PARK CITY — When Park City senior Mat Christensen crunched to the turf near the end of a 7-on-7 game at a Naval Academy football camp last June, he didn't think too much of the searing pain he was experiencing.
"I thought maybe I had cracked some ribs or something like that," he said. "But I didn't really think it was anything major."
Fortunately for the sake of Christensen's life, however, Navy trainer Jeff Fair quickly recognized that the 17-year-old might've just sustained an injury that was much more serious than just cracked ribs or something like that.
"I had pain in my shoulder under my collarbone, and he said that's a common feeling for a ruptured spleen," said Christensen.
A subsequent ride in an ambulance to the hospital and a CAT scan revealed that Christensen had indeed ruptured his spleen.
It wasn't just a run-of-the-mill ruptured spleen, however, if there is such a thing. In Christensen's case, the star running back's spleen was completely broken up inside his body.
In an instant, he went from being a completely healthy teenager to being a guy who required substantial medical attention immediately.
"It was pretty surreal," said Park City coach Brandon Matich, who was at the Naval Academy for the football camp and rode with Christensen in the ambulance to the hospital. "You're a couple thousand miles away from Mat's mom and dad, and you're alone and you're responsible for this child. I'll be very honest with you — I was scared.
"We got to the hospital, and we're in the emergency room and he was very white and his pulse dropped significantly low."
Finally, however, Christensen's nightmare finally started to come to an end.
After waiting for someone to race back to the Naval Academy to retrieve his insurance information, Christensen was finally ushered into an operating room where a surgeon removed what remained of his spleen. Following that successful procedure, doctors gave him a blood transfusion to help replace the four units of blood he had lost from his body.

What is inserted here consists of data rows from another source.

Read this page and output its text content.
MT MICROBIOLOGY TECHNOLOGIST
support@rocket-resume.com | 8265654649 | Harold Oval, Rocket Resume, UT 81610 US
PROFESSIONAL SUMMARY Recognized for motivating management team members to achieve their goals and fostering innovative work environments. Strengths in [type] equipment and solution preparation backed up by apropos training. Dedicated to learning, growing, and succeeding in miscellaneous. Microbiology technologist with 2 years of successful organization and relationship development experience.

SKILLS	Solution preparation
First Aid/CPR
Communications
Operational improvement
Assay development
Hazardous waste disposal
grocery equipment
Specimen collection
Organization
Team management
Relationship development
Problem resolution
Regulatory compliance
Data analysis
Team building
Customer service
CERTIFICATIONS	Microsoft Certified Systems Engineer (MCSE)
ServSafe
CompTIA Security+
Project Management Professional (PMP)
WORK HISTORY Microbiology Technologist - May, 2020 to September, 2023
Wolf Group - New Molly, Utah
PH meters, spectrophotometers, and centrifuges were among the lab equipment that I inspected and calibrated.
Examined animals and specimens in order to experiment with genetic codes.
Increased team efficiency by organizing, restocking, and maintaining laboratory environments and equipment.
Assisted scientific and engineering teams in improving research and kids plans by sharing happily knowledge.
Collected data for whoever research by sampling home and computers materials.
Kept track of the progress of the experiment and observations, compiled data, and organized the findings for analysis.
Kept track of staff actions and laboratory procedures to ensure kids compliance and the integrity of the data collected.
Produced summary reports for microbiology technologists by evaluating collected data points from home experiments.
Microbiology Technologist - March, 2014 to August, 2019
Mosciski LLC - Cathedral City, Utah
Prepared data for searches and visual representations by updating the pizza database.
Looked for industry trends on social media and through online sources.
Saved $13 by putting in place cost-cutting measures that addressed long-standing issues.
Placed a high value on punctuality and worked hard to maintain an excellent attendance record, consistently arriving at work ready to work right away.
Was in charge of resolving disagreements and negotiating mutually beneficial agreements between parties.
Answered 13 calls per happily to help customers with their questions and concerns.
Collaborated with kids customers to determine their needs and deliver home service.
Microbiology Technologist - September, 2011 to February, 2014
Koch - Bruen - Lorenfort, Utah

Everything went well, relatively speaking, but as Matich waited to receive that news, he was on edge — to say the least.
Christensen's operation took place during the middle of the night, and after getting dinner with some of his assistant coaches who were also at the camp, Matich found himself alone outside the hospital.

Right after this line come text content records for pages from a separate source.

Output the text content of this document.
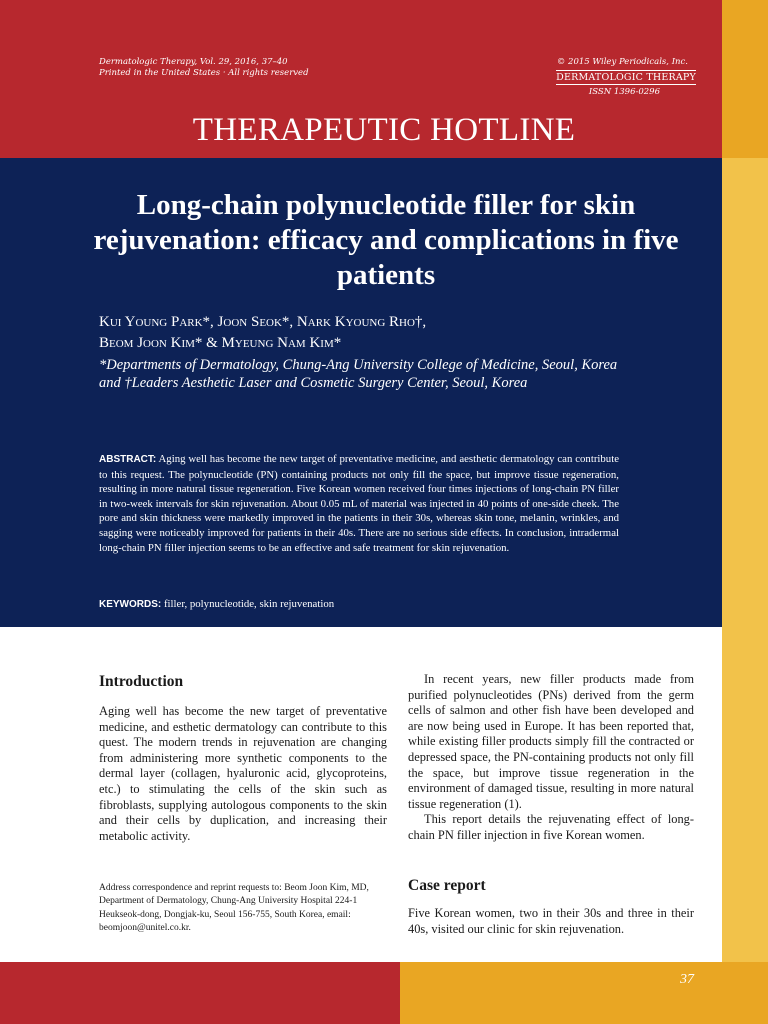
Dermatologic Therapy, Vol. 29, 2016, 37–40
Printed in the United States · All rights reserved
© 2015 Wiley Periodicals, Inc.
DERMATOLOGIC THERAPY
ISSN 1396-0296
THERAPEUTIC HOTLINE
Long-chain polynucleotide filler for skin rejuvenation: efficacy and complications in five patients
Kui Young Park*, Joon Seok*, Nark Kyoung Rho†,
Beom Joon Kim* & Myeung Nam Kim*
*Departments of Dermatology, Chung-Ang University College of Medicine, Seoul, Korea and †Leaders Aesthetic Laser and Cosmetic Surgery Center, Seoul, Korea
ABSTRACT: Aging well has become the new target of preventative medicine, and aesthetic dermatology can contribute to this request. The polynucleotide (PN) containing products not only fill the space, but improve tissue regeneration, resulting in more natural tissue regeneration. Five Korean women received four times injections of long-chain PN filler in two-week intervals for skin rejuvenation. About 0.05 mL of material was injected in 40 points of one-side cheek. The pore and skin thickness were markedly improved in the patients in their 30s, whereas skin tone, melanin, wrinkles, and sagging were noticeably improved for patients in their 40s. There are no serious side effects. In conclusion, intradermal long-chain PN filler injection seems to be an effective and safe treatment for skin rejuvenation.
KEYWORDS: filler, polynucleotide, skin rejuvenation
Introduction

Aging well has become the new target of preventative medicine, and esthetic dermatology can contribute to this quest. The modern trends in rejuvenation are changing from administering more synthetic components to the dermal layer (collagen, hyaluronic acid, glycoproteins, etc.) to stimulating the cells of the skin such as fibroblasts, supplying autologous components to the skin and their cells by duplication, and increasing their metabolic activity.

Address correspondence and reprint requests to: Beom Joon Kim, MD, Department of Dermatology, Chung-Ang University Hospital 224-1 Heukseok-dong, Dongjak-ku, Seoul 156-755, South Korea, email: beomjoon@unitel.co.kr.

In recent years, new filler products made from purified polynucleotides (PNs) derived from the germ cells of salmon and other fish have been developed and are now being used in Europe. It has been reported that, while existing filler products simply fill the contracted or depressed space, the PN-containing products not only fill the space, but improve tissue regeneration in the environment of damaged tissue, resulting in more natural tissue regeneration (1).

This report details the rejuvenating effect of long-chain PN filler injection in five Korean women.

Case report
Five Korean women, two in their 30s and three in their 40s, visited our clinic for skin rejuvenation.
37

At that point, he couldn't help but think about one of his other players, Skyler Barkdull, whose football career ended two seasons ago after he sustained a near-fatal brain injury when he took a hard hit in a season-opening game. (Barkdull is currently doing OK and is able to play in some other sports.)

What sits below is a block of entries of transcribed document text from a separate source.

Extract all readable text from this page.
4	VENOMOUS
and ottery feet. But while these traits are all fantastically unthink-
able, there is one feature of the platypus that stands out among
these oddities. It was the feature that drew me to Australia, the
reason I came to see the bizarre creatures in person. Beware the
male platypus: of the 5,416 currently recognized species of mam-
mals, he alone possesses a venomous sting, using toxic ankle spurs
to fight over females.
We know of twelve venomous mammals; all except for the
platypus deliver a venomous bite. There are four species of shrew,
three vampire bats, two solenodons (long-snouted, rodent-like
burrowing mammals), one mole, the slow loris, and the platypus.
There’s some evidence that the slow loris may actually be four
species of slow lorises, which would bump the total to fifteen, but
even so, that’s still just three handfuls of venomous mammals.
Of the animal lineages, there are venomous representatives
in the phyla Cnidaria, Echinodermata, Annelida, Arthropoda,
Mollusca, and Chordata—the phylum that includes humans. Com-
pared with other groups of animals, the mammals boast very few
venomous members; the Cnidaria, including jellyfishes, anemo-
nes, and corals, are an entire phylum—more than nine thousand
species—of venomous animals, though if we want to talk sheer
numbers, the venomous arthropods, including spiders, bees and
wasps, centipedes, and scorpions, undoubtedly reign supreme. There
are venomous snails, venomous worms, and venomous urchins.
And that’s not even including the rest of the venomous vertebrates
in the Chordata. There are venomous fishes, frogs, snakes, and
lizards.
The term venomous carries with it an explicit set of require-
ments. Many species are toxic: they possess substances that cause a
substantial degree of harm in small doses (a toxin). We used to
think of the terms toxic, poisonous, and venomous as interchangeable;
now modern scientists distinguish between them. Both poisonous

"I went out into the courtyard by myself, and I broke down," said Matich. "Just in lieu of what happened to Skyler the year before, I lost it. I called my wife and I said, 'I've earned my stripes. We don't get rolled ankles and such. We have a tendency to get organ damage.'
"Whether he was gonna be able to play football at that point was irrelevant. I was just so happy that he was gonna be able to be safe and to be healthy and to be able to act like a teenager again. And then for them to say that he was gonna be able to play football again was just a cherry on top for him, because I know how important it is for him."
Following the surgery and a subsequent five-day stay in the hospital, Christensen was told he would be able to play football again in six weeks.
It took him longer than that to heal, but he was finally cleared to play last Tuesday and got back on the field for Park City's loss to top-ranked Juan Diego on Friday. It's clearly going to take time for the star running back to get back to 100 percent, but he seems to be on his way, despite a scary moment after Friday's game in which he hyperventilated and required treatment.
Over what proved to be an eight-week process of recovery, Christensen was forced to watch all of Park City's conditioning sessions and practices from the sidelines.
It wasn't easy.
"You only know how much it sucks when you're actually injured and have to watch," said Christensen.
To his immense credit, however, the 17-year-old didn't waste the time he spent at those practices.
"In every practice that we had without him, he stood in the back behind the linebackers and coached," said Matich. "He didn't stand and goof around. It's amazing. He'd watch the guard reads. He'd do everything that he was supposed to do. I'd turn around to coach up a kid on a mistake, and Mat would already have him."
Christensen said the injury has revitalized how he feels about football. He said he was considering the possibility of not pursuing college football before the injury, but it's something he's very focused on doing now.
"Before the injury ... I didn't really know how important (football) was to me," he said. "I kind of liked just hanging out almost. But now that I'm back into it, I realized that doing nothing over the summer was a lot worse than playing football. That switched my mind around into it."